Gucci Mane gives up his freedom, his rights to Atlantic Records while 'Everybody Looking'

Everybody Looking by Gucci Mane
As Mr. Zone 6 himself, Gucci Mane, a.k.a. Guwop, tries to stage a post-lockup comeback with his new album Everybody Looking (the number of which in the list of his official studio LPs is hard to determine since so many of his projects skirt the line between album and mixtape), the kooky, high-rolling, trapped out and formerly leaned out ATLien whose real name is Radric Davis let fans speculate on the ridiculous proposition that clones were made of him recently and gave them the egotistic ultimatum that would either deliver him one million total Instagram followers and the fans a leak of the new album or less than a million followers for him and consequently no leak for fans, all before the set release date of Friday July 22.
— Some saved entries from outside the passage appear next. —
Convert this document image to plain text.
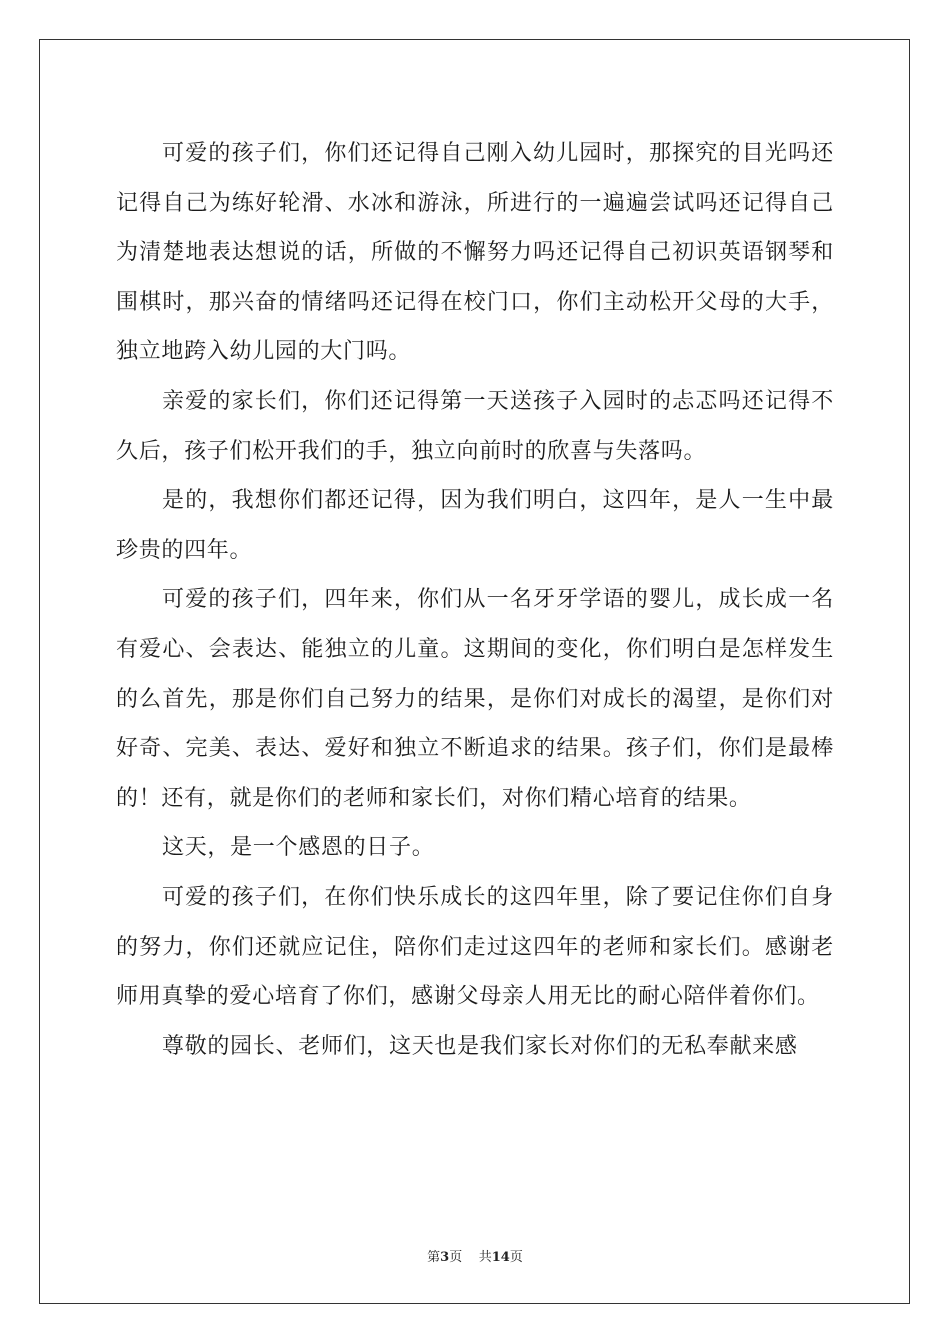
可爱的孩子们，你们还记得自己刚入幼儿园时，那探究的目光吗还记得自己为练好轮滑、水冰和游泳，所进行的一遍遍尝试吗还记得自己为清楚地表达想说的话，所做的不懈努力吗还记得自己初识英语钢琴和围棋时，那兴奋的情绪吗还记得在校门口，你们主动松开父母的大手，独立地跨入幼儿园的大门吗。

亲爱的家长们，你们还记得第一天送孩子入园时的忐忑吗还记得不久后，孩子们松开我们的手，独立向前时的欣喜与失落吗。

是的，我想你们都还记得，因为我们明白，这四年，是人一生中最珍贵的四年。

可爱的孩子们，四年来，你们从一名牙牙学语的婴儿，成长成一名有爱心、会表达、能独立的儿童。这期间的变化，你们明白是怎样发生的么首先，那是你们自己努力的结果，是你们对成长的渴望，是你们对好奇、完美、表达、爱好和独立不断追求的结果。孩子们，你们是最棒的！还有，就是你们的老师和家长们，对你们精心培育的结果。

这天，是一个感恩的日子。

可爱的孩子们，在你们快乐成长的这四年里，除了要记住你们自身的努力，你们还就应记住，陪你们走过这四年的老师和家长们。感谢老师用真挚的爱心培育了你们，感谢父母亲人用无比的耐心陪伴着你们。

尊敬的园长、老师们，这天也是我们家长对你们的无私奉献来感

第3页 共14页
Everybody Looking (Atlantic Records/Guwop Enterprises) is straight Gucci as we all know and love him with his signature vocal delivery and style over firm yet hazy beats by Mike Will Made-It and Zaytoven and good enough guest turns by Drake, Kanye West and Young Thug… but although Gucci’s lyrics do service some purposeful topics here and there, he is still for the most part as superficial, dirty, trippy and gangsta as at any time in his past despite his confession that he’s now off syrup drank (or lean), a definite plus for him but a minor part of the album.
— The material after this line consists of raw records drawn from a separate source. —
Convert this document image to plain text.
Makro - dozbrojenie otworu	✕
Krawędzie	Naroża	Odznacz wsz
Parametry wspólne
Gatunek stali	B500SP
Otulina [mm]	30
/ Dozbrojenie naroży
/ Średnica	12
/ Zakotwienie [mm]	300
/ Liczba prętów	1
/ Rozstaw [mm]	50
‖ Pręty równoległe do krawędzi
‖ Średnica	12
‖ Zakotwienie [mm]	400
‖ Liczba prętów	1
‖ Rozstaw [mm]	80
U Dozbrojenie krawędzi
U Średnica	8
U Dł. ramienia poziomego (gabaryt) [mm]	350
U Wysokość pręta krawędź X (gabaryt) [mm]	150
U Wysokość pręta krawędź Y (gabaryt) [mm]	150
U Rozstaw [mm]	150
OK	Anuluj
Of his more worthwhile content, “Richest Nigga in the Room” has Gucci rapping about his history (ok), in terms of and in the context of money and things largely, but towards the end of the song, it turns into a watery soup of hustling, trapping and a transfixion on money-raking. In “All My Children,” Gucci makes a point about the substantial influence he’s had on the game. Those are pretty much the only two respectable songs on the album, as far as subject matter is concerned. To give you an idea of how shallow it gets at its worst, Gucci claims in "Gucci Please" that one of his major draws as an artist is his alluring sexual attractiveness, and in "At Least a M," he only networks with people of high financial status similar to his.
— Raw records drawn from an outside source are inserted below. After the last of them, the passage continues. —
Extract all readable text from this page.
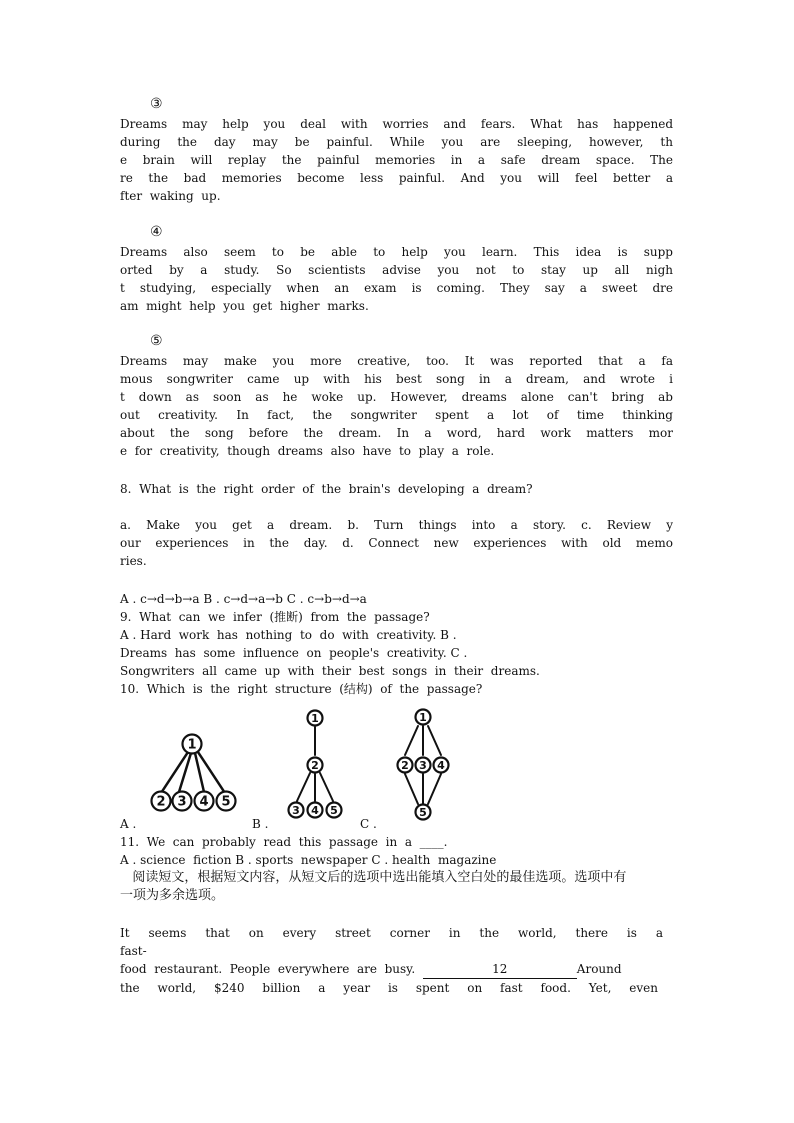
③
Dreams may help you deal with worries and fears. What has happened
during the day may be painful. While you are sleeping, however, th
e brain will replay the painful memories in a safe dream space. The
re the bad memories become less painful. And you will feel better a
fter  waking  up.
④
Dreams also seem to be able to help you learn. This idea is supp
orted by a study. So scientists advise you not to stay up all nigh
t studying, especially when an exam is coming. They say a sweet dre
am  might  help  you  get  higher  marks.
⑤
Dreams may make you more creative, too. It was reported that a fa
mous songwriter came up with his best song in a dream, and wrote i
t down as soon as he woke up. However, dreams alone can't bring ab
out creativity. In fact, the songwriter spent a lot of time thinking
about the song before the dream. In a word, hard work matters mor
e  for  creativity,  though  dreams  also  have  to  play  a  role.
8.  What  is  the  right  order  of  the  brain's  developing  a  dream?
a. Make you get a dream. b. Turn things into a story. c. Review y
our experiences in the day. d. Connect new experiences with old memo
ries.
A . c→d→b→a B . c→d→a→b C . c→b→d→a
9.  What  can  we  infer  (推断)  from  the  passage?
A . Hard  work  has  nothing  to  do  with  creativity. B .
Dreams  has  some  influence  on  people's  creativity. C .
Songwriters  all  came  up  with  their  best  songs  in  their  dreams.
10.  Which  is  the  right  structure  (结构)  of  the  passage?
1
2 3 4 5
1
2
3 4 5
1
2 3 4
5
A .	B .	C .
11.  We  can  probably  read  this  passage  in  a  ____.
A . science  fiction B . sports  newspaper C . health  magazine
阅读短文，根据短文内容，从短文后的选项中选出能填入空白处的最佳选项。选项中有
一项为多余选项。
It seems that on every street corner in the world, there is a
fast-
food  restaurant.  People  everywhere  are  busy.	12	Around
the world, $240 billion a year is spent on fast food. Yet, even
Gucci Mane still has his old prominent presence of yore over the slowed nasty gutta productions by Mike and Zay with help from Drumma Boy and Southside on two tracks. Gucci might be lean-free but the beats definitely aren’t. Everybody Looking will satisfy the most smitten Gucci-lovers but like in the case of other uninspired return attempts, this one won’t quickly garner for Gucci any more fans that are diehard hip-hop heads at heart. The very casually jamming beats are the album’s best attribute one hundred percent, and the recorded vocals including of course Gucci’s cool basic Southern wordplay are neat, never sloppy, but (and this is a big "but") the main man Gucci’s reversion to his former trap personality and self is mentally lazy and evolutionarily stymieing. He so quickly hopped on board with Atlanta for this LP that he never thought about the longterm benefits of doing it independently with profound messages. Gucci Mane has come back from the pen, but who knows if he’ll properly come back from this.